The girl's hatred for [Marplet] now, after the way he had expelled her, was frightening in its intensity. Just the same, it had not taken the edge off her natural ambition. Jame believe she was currently trying to decide if it would be more advantageous to marry Rothan, become Tubain's mistress, or take on both roles simultaneously.
– Jame's narration, God Stalk, "Chapter 5: Winter Days"
Kithra sen Tenzi is a maid and serving girl, first at the Skyrrman and later at the Res aB'tyrr.
Kithra originally came to Tai-tastigon from Tenzi, Skyrr, to work at the Skyrrman. Naturally ambitious and intent in raising her social standing, Kithra seduced Marplet. Her plan backfired though, and instead turned Marplet against her.
Jame first saw Kithra out the window of the Skyrrman. Later that day, when Niggen tried to crush Jame and Cleppetty with a wooden beam, Kithra witnessed it. She reacted with horror when she saw the beam moving, and Jame, seeing Kithra's reaction, understood what was happening in time to move.
A few days later, Niggen tried to rape Kithra, and she ran into the street. Jame, seeing this, knocked him into the air, declaring, "If you touch that girl again, I shall gladly knock out whatever teeth you have left." Later that night, Marplet whipped Kithra, by way of having someone to punish for Niggen's humiliation, and threw her out. Across the square, Cleppetty and Jame took her in, tended to her wounds. She was promptly adopted into the Res aB'tyrr. After Jame beat up Niggen, Kithra liked Jame.
At the Res aB'tyrr, Kithra worked as a serving girl. She was also the one who made Jame's B'tyrr costume.
Soon after her arrival at the Res aB'tyrr, she began trying to seduce both Tubain and Rothan, much to Cleppetty's irritation. By the time Jame left Tai-tastigon, she was engaged to Rothan.
↑God Stalk, Book II: Crown of Nights, "Chapter 5: Winter Days" — "Kithra had come from her home in Tenzi canton a year ago to work at his inn, and by dint of some very skillful seduction had finally ended up in his bed. This should have greatly improved her social position, but she had reckoned without Marplet's intense misogyny. Her ploy had only earned his contempt."
↑God Stalk, Book I: Tatters of Dusk, "Chapter 2: The House of Luck-Bringers" — "Here a slim, black-haired girl leaned out of a window to stare down at them. Jame […] almost shied before she saw that the other's hands were empty and her expression showed only curiosity. For a moment their eyes met. Then the road twisted away behind the inn, and the brief contact was broken."
↑God Stalk, Book I: Tatters of Dusk, "Chapter 3: Into the Labyrinth" — "a slim figure darted out into the street ahead of her, closely pursued. Cloth ripped as hunter and hunted converged. The slighter of the two reeled into the opposite wall, clutching the remains of her bodice over small white breasts. Jame saw that it was the black-haired servant girl. Niggen was standing in the middle of the road with the torn fabric in his hand, giggling."
↑God Stalk, Book I: Tatters of Dusk, "Chapter 3: Into the Labyrinth" — "Then they both ran out and helped the sobbing, half-naked girl into the kitchen where the widow brought out a jar of ointment and began to dress the whip cuts on her back."

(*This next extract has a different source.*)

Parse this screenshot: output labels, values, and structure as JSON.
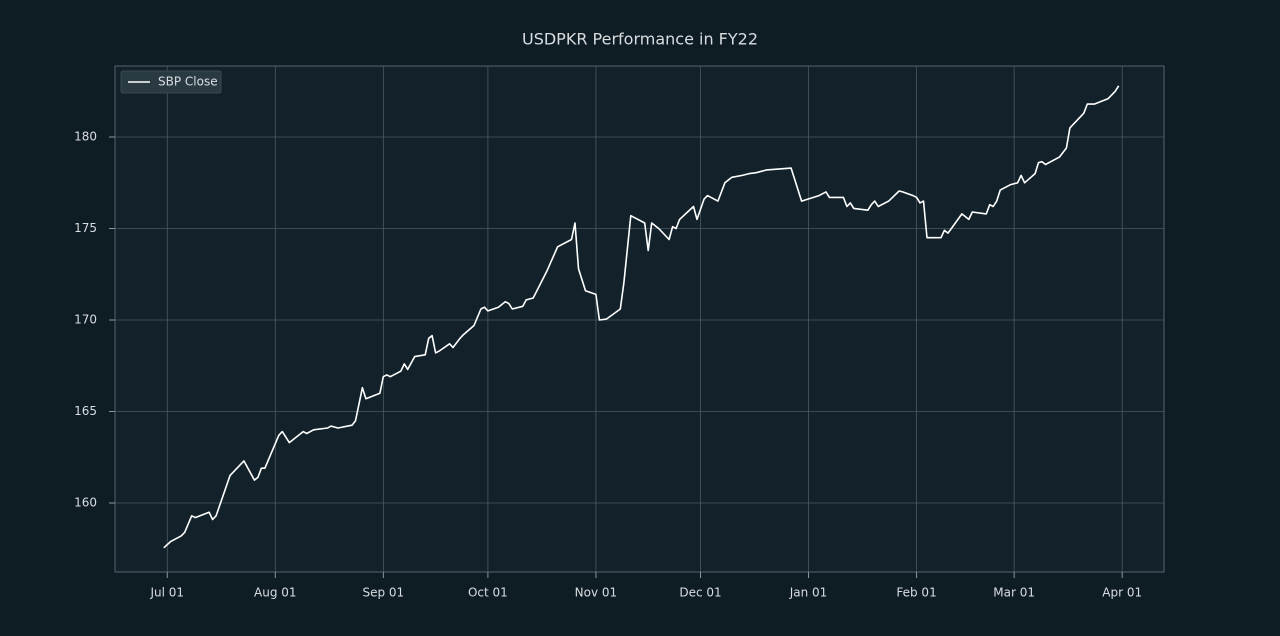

↑God Stalk, Book I: Tatters of Dusk, "Chapter 3: Into the Labyrinth" — " 'Tuby,' said the widow, 'we will have to keep her.' […] 'Of course, we will,' he said."

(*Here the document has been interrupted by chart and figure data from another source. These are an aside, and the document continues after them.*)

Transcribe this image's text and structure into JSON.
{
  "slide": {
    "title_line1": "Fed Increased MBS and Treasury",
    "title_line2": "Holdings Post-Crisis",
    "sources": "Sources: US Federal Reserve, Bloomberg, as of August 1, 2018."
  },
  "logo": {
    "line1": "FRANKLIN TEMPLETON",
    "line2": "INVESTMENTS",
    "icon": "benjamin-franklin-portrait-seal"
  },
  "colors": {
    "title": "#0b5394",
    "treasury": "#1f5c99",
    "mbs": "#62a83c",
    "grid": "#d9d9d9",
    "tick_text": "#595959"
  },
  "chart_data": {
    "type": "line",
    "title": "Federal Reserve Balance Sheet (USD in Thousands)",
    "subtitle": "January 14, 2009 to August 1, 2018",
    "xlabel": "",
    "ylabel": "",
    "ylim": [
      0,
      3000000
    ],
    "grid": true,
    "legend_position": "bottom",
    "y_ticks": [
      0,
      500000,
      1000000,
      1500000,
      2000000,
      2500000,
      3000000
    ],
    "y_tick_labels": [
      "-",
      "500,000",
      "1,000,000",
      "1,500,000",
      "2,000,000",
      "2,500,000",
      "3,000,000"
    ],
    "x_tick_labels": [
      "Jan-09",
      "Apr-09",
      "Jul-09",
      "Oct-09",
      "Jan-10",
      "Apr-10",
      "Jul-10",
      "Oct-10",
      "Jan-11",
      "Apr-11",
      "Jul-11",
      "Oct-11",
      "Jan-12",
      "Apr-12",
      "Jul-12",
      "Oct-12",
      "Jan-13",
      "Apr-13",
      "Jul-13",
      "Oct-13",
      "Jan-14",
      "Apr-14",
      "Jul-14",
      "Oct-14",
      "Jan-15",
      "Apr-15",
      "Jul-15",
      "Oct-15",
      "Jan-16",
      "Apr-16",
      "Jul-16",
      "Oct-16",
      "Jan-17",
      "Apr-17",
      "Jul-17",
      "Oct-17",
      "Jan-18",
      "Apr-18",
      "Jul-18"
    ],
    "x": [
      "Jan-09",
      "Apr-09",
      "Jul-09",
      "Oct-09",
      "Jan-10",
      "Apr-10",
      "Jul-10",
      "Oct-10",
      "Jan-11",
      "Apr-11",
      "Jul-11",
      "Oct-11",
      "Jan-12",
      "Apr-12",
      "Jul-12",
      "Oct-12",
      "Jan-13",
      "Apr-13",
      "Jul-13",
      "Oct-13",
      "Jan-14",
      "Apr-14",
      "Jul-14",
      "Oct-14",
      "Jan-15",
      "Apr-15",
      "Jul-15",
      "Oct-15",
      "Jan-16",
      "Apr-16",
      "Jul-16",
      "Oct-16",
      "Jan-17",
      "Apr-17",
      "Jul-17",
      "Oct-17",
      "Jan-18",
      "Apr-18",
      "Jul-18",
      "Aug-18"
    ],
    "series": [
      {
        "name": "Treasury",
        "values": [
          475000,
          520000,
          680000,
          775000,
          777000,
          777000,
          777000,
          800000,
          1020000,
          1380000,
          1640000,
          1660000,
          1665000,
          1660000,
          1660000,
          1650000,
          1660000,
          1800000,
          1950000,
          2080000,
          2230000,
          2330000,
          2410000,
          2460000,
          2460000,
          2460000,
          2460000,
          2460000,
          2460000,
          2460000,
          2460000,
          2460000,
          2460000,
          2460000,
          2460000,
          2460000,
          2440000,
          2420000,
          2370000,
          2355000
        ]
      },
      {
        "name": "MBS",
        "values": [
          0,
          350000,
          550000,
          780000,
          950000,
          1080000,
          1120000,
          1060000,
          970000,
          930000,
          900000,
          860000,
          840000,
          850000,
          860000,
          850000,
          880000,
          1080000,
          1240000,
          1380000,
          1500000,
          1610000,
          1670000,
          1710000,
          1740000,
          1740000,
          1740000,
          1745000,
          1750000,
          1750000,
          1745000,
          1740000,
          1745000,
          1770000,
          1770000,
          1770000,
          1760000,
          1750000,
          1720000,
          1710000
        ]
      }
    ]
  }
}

↑God Stalk, Book II: Crown of Nights, "Chapter 11: The Storm Breaks" — "regarded it with raised eyebrows and a look oddly compounded of perplexity, amusement, and distaste on her handsome face. Kithra found herself wishing, not for the first time, that the Talisman really was a boy."

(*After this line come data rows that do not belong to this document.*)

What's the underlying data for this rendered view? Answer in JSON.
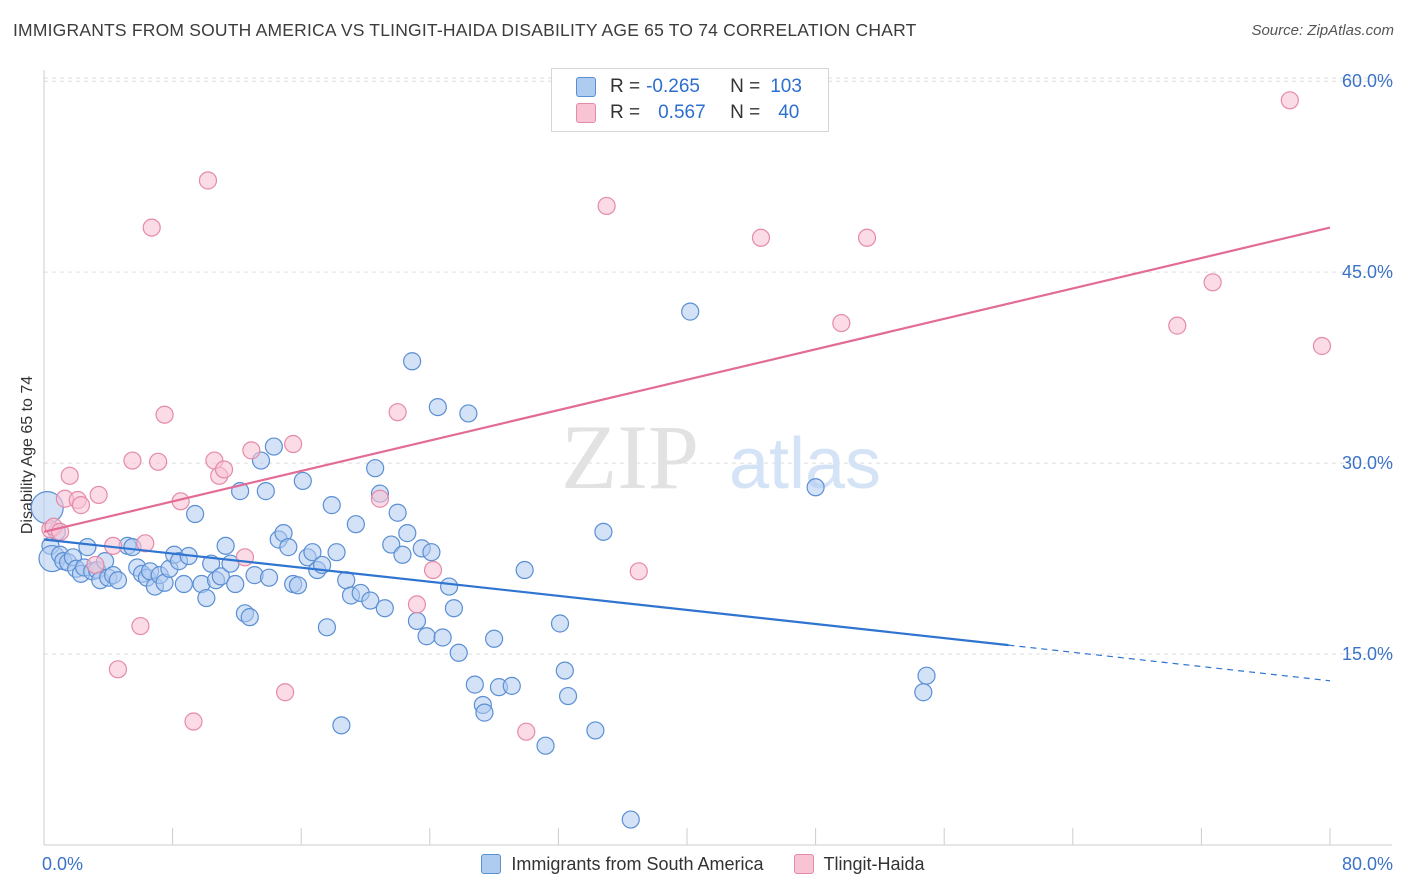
{
  "title": "IMMIGRANTS FROM SOUTH AMERICA VS TLINGIT-HAIDA DISABILITY AGE 65 TO 74 CORRELATION CHART",
  "source": "Source: ZipAtlas.com",
  "watermark": {
    "zip": "ZIP",
    "atlas": "atlas"
  },
  "legend": {
    "rows": [
      {
        "r_label": "R =",
        "r_value": "-0.265",
        "n_label": "N =",
        "n_value": "103"
      },
      {
        "r_label": "R =",
        "r_value": "0.567",
        "n_label": "N =",
        "n_value": "40"
      }
    ]
  },
  "colors": {
    "blue_fill": "#aecbf0",
    "blue_stroke": "#5b8fd4",
    "blue_line": "#2f74d0",
    "pink_fill": "#f8c3d3",
    "pink_stroke": "#e58aa8",
    "pink_line": "#e26c97",
    "tick_label": "#3b73c8",
    "grid": "#dddddd"
  },
  "chart_data": {
    "type": "scatter",
    "title": "IMMIGRANTS FROM SOUTH AMERICA VS TLINGIT-HAIDA DISABILITY AGE 65 TO 74 CORRELATION CHART",
    "xlabel": "",
    "ylabel": "Disability Age 65 to 74",
    "xlim": [
      0,
      80
    ],
    "ylim": [
      0,
      62
    ],
    "x_tick_labels": [
      "0.0%",
      "80.0%"
    ],
    "y_ticks": [
      15,
      30,
      45,
      60
    ],
    "y_tick_labels": [
      "15.0%",
      "30.0%",
      "45.0%",
      "60.0%"
    ],
    "grid": true,
    "legend_position": "top-center",
    "series": [
      {
        "name": "Immigrants from South America",
        "color": "#aecbf0",
        "trend": {
          "x": [
            0,
            60,
            80
          ],
          "y": [
            24.0,
            15.7,
            12.9
          ],
          "solid_until_x": 60
        },
        "points": [
          [
            0.2,
            26.5
          ],
          [
            0.4,
            23.5
          ],
          [
            0.5,
            22.5
          ],
          [
            0.8,
            24.6
          ],
          [
            1.0,
            22.8
          ],
          [
            1.2,
            22.3
          ],
          [
            1.5,
            22.2
          ],
          [
            1.8,
            22.6
          ],
          [
            2.0,
            21.7
          ],
          [
            2.3,
            21.3
          ],
          [
            2.5,
            21.8
          ],
          [
            2.7,
            23.4
          ],
          [
            3.0,
            21.5
          ],
          [
            3.3,
            21.6
          ],
          [
            3.5,
            20.8
          ],
          [
            3.8,
            22.3
          ],
          [
            4.0,
            21.0
          ],
          [
            4.3,
            21.2
          ],
          [
            4.6,
            20.8
          ],
          [
            5.2,
            23.5
          ],
          [
            5.5,
            23.4
          ],
          [
            5.8,
            21.8
          ],
          [
            6.1,
            21.3
          ],
          [
            6.4,
            21.0
          ],
          [
            6.6,
            21.5
          ],
          [
            6.9,
            20.3
          ],
          [
            7.2,
            21.2
          ],
          [
            7.5,
            20.6
          ],
          [
            7.8,
            21.7
          ],
          [
            8.1,
            22.8
          ],
          [
            8.4,
            22.3
          ],
          [
            8.7,
            20.5
          ],
          [
            9.0,
            22.7
          ],
          [
            9.4,
            26.0
          ],
          [
            9.8,
            20.5
          ],
          [
            10.1,
            19.4
          ],
          [
            10.4,
            22.1
          ],
          [
            10.7,
            20.8
          ],
          [
            11.0,
            21.1
          ],
          [
            11.3,
            23.5
          ],
          [
            11.6,
            22.1
          ],
          [
            11.9,
            20.5
          ],
          [
            12.2,
            27.8
          ],
          [
            12.5,
            18.2
          ],
          [
            12.8,
            17.9
          ],
          [
            13.1,
            21.2
          ],
          [
            13.5,
            30.2
          ],
          [
            13.8,
            27.8
          ],
          [
            14.0,
            21.0
          ],
          [
            14.3,
            31.3
          ],
          [
            14.6,
            24.0
          ],
          [
            14.9,
            24.5
          ],
          [
            15.2,
            23.4
          ],
          [
            15.5,
            20.5
          ],
          [
            15.8,
            20.4
          ],
          [
            16.1,
            28.6
          ],
          [
            16.4,
            22.6
          ],
          [
            16.7,
            23.0
          ],
          [
            17.0,
            21.6
          ],
          [
            17.3,
            22.0
          ],
          [
            17.6,
            17.1
          ],
          [
            17.9,
            26.7
          ],
          [
            18.2,
            23.0
          ],
          [
            18.5,
            9.4
          ],
          [
            18.8,
            20.8
          ],
          [
            19.1,
            19.6
          ],
          [
            19.4,
            25.2
          ],
          [
            19.7,
            19.8
          ],
          [
            20.3,
            19.2
          ],
          [
            20.6,
            29.6
          ],
          [
            20.9,
            27.6
          ],
          [
            21.2,
            18.6
          ],
          [
            21.6,
            23.6
          ],
          [
            22.0,
            26.1
          ],
          [
            22.3,
            22.8
          ],
          [
            22.6,
            24.5
          ],
          [
            22.9,
            38.0
          ],
          [
            23.2,
            17.6
          ],
          [
            23.5,
            23.3
          ],
          [
            23.8,
            16.4
          ],
          [
            24.1,
            23.0
          ],
          [
            24.5,
            34.4
          ],
          [
            24.8,
            16.3
          ],
          [
            25.2,
            20.3
          ],
          [
            25.5,
            18.6
          ],
          [
            25.8,
            15.1
          ],
          [
            26.4,
            33.9
          ],
          [
            26.8,
            12.6
          ],
          [
            27.3,
            11.0
          ],
          [
            27.4,
            10.4
          ],
          [
            28.0,
            16.2
          ],
          [
            28.3,
            12.4
          ],
          [
            29.1,
            12.5
          ],
          [
            29.9,
            21.6
          ],
          [
            31.2,
            7.8
          ],
          [
            32.1,
            17.4
          ],
          [
            32.4,
            13.7
          ],
          [
            32.6,
            11.7
          ],
          [
            34.3,
            9.0
          ],
          [
            34.8,
            24.6
          ],
          [
            36.5,
            2.0
          ],
          [
            40.2,
            41.9
          ],
          [
            48.0,
            28.1
          ],
          [
            54.7,
            12.0
          ],
          [
            54.9,
            13.3
          ]
        ]
      },
      {
        "name": "Tlingit-Haida",
        "color": "#f8c3d3",
        "trend": {
          "x": [
            0,
            80
          ],
          "y": [
            24.6,
            48.5
          ]
        },
        "points": [
          [
            0.4,
            24.8
          ],
          [
            0.6,
            25.0
          ],
          [
            1.0,
            24.6
          ],
          [
            1.3,
            27.2
          ],
          [
            1.6,
            29.0
          ],
          [
            2.1,
            27.1
          ],
          [
            2.3,
            26.7
          ],
          [
            3.2,
            22.0
          ],
          [
            3.4,
            27.5
          ],
          [
            4.3,
            23.5
          ],
          [
            4.6,
            13.8
          ],
          [
            5.5,
            30.2
          ],
          [
            6.0,
            17.2
          ],
          [
            6.3,
            23.7
          ],
          [
            6.7,
            48.5
          ],
          [
            7.1,
            30.1
          ],
          [
            7.5,
            33.8
          ],
          [
            8.5,
            27.0
          ],
          [
            9.3,
            9.7
          ],
          [
            10.2,
            52.2
          ],
          [
            10.6,
            30.2
          ],
          [
            10.9,
            29.0
          ],
          [
            11.2,
            29.5
          ],
          [
            12.5,
            22.6
          ],
          [
            12.9,
            31.0
          ],
          [
            15.0,
            12.0
          ],
          [
            15.5,
            31.5
          ],
          [
            20.9,
            27.2
          ],
          [
            22.0,
            34.0
          ],
          [
            23.2,
            18.9
          ],
          [
            24.2,
            21.6
          ],
          [
            30.0,
            8.9
          ],
          [
            35.0,
            50.2
          ],
          [
            37.0,
            21.5
          ],
          [
            44.6,
            47.7
          ],
          [
            49.6,
            41.0
          ],
          [
            51.2,
            47.7
          ],
          [
            70.5,
            40.8
          ],
          [
            72.7,
            44.2
          ],
          [
            77.5,
            58.5
          ],
          [
            79.5,
            39.2
          ]
        ]
      }
    ]
  }
}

↑God Stalk, Book II: Crown of Nights, "Chapter 7: The Feast of Fools" — "The costume… what a time they had had making it. Tight black cloth, some leather, much skin showing in unexpected places… how pleased Kithra had been with it in the end, and how shocked the widow was."
↑God Stalk, Book III: Shroud of Days, "Chapter 14: Untempling of the Gods" — "she believed that Rothan and Kithra had come to a similar understanding."